The neurological technology in the novel is based on a theory that a collective of shared "beliefs" can affect the physical universe. In the novel, a group of five hundred "Believers" working for the Credence Foundation enter a trance state, in which their minds are directed by a computer program. In this way, they are able to actually move an entire space ship light years away from earth in seconds - if all five hundred "believe" that the ship has moved, it will move. Guardo suggests that this is indeed possible, and that it has something to do with the thalamus gland in the human brain - the science isn't much more developed than that, but it's interesting nonetheless. The work of the "Believers" is reminiscent of the film "The Matrix," where unconscious humans create a detailed virtual reality world. But in CREDENCE FOUNDATION, the created reality becomes real. And it's just the beginning of what such focused "believing" can accomplish.

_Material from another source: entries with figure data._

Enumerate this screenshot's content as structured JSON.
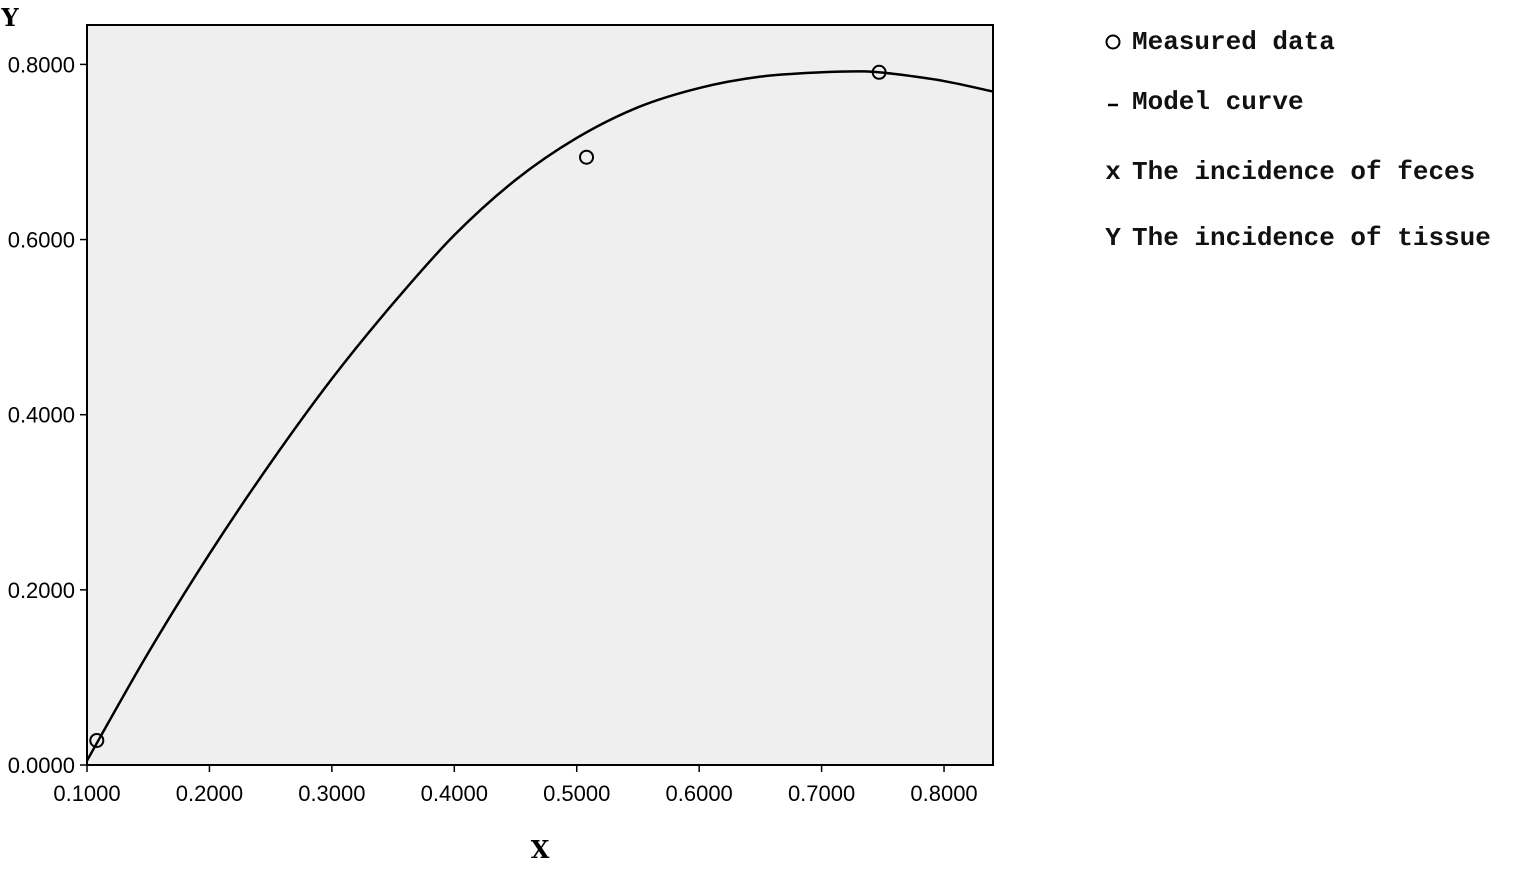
{
  "chart_data": {
    "type": "scatter",
    "xlabel": "X",
    "ylabel": "Y",
    "xlim": [
      0.1,
      0.84
    ],
    "ylim": [
      0.0,
      0.845
    ],
    "x_ticks": [
      "0.1000",
      "0.2000",
      "0.3000",
      "0.4000",
      "0.5000",
      "0.6000",
      "0.7000",
      "0.8000"
    ],
    "y_ticks": [
      "0.0000",
      "0.2000",
      "0.4000",
      "0.6000",
      "0.8000"
    ],
    "grid": false,
    "background": "#efefef",
    "legend_position": "right",
    "series": [
      {
        "name": "Measured data",
        "kind": "points",
        "marker": "circle",
        "x": [
          0.108,
          0.508,
          0.747
        ],
        "y": [
          0.028,
          0.694,
          0.791
        ]
      },
      {
        "name": "Model curve",
        "kind": "line",
        "x": [
          0.1,
          0.15,
          0.2,
          0.25,
          0.3,
          0.35,
          0.4,
          0.45,
          0.5,
          0.55,
          0.6,
          0.65,
          0.7,
          0.735,
          0.76,
          0.8,
          0.84
        ],
        "y": [
          0.005,
          0.128,
          0.241,
          0.345,
          0.441,
          0.527,
          0.605,
          0.668,
          0.716,
          0.751,
          0.773,
          0.786,
          0.791,
          0.792,
          0.789,
          0.781,
          0.769
        ]
      }
    ],
    "legend": [
      {
        "symbol": "circle",
        "label": "Measured data"
      },
      {
        "symbol": "dash",
        "label": "Model curve"
      },
      {
        "symbol": "text",
        "glyph": "x",
        "label": "The incidence of feces"
      },
      {
        "symbol": "text",
        "glyph": "Y",
        "label": "The incidence of tissue"
      }
    ]
  }
}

This isn't a perfect novel. The beginning is excruciatingly slow and plodding, with way too many over-blown descriptions and clunky similes. But hang in there, because once the story actually begins, it's both engaging and fast-paced. There are more than a few typographical and grammatical errors, some of which are annoying (there are far too many fragmented sentences, missing words, and word substitutions, for example). Additionally, there are some odd anachronisms that make it difficult to get a feel for what this future world is really like - on the one hand, it is suggested that the story is taking place at least a hundred years or more in the future, but at the same time there are still milkmen delivering door to door, Trumaine remembers the sound of an old-fashioned manual typewriter, and computer key cards are still in use. It's all a little weird.
Overall, I enjoyed CREDENCE FOUNDATION. The ending is exciting (and the murder investigation is satisfyingly resolved), and I was very involved in Trumaine's relationship with Shanna and their daughter (their pet dolphin is cool, too!). Guarda says this began as a screenplay, and parts of it (especially in the beginning) do read more like a film treatment than a novel. I definitely think it would make a good movie.
[Please note: I was given a copy of this novel for review. The opinions expressed here are my own.]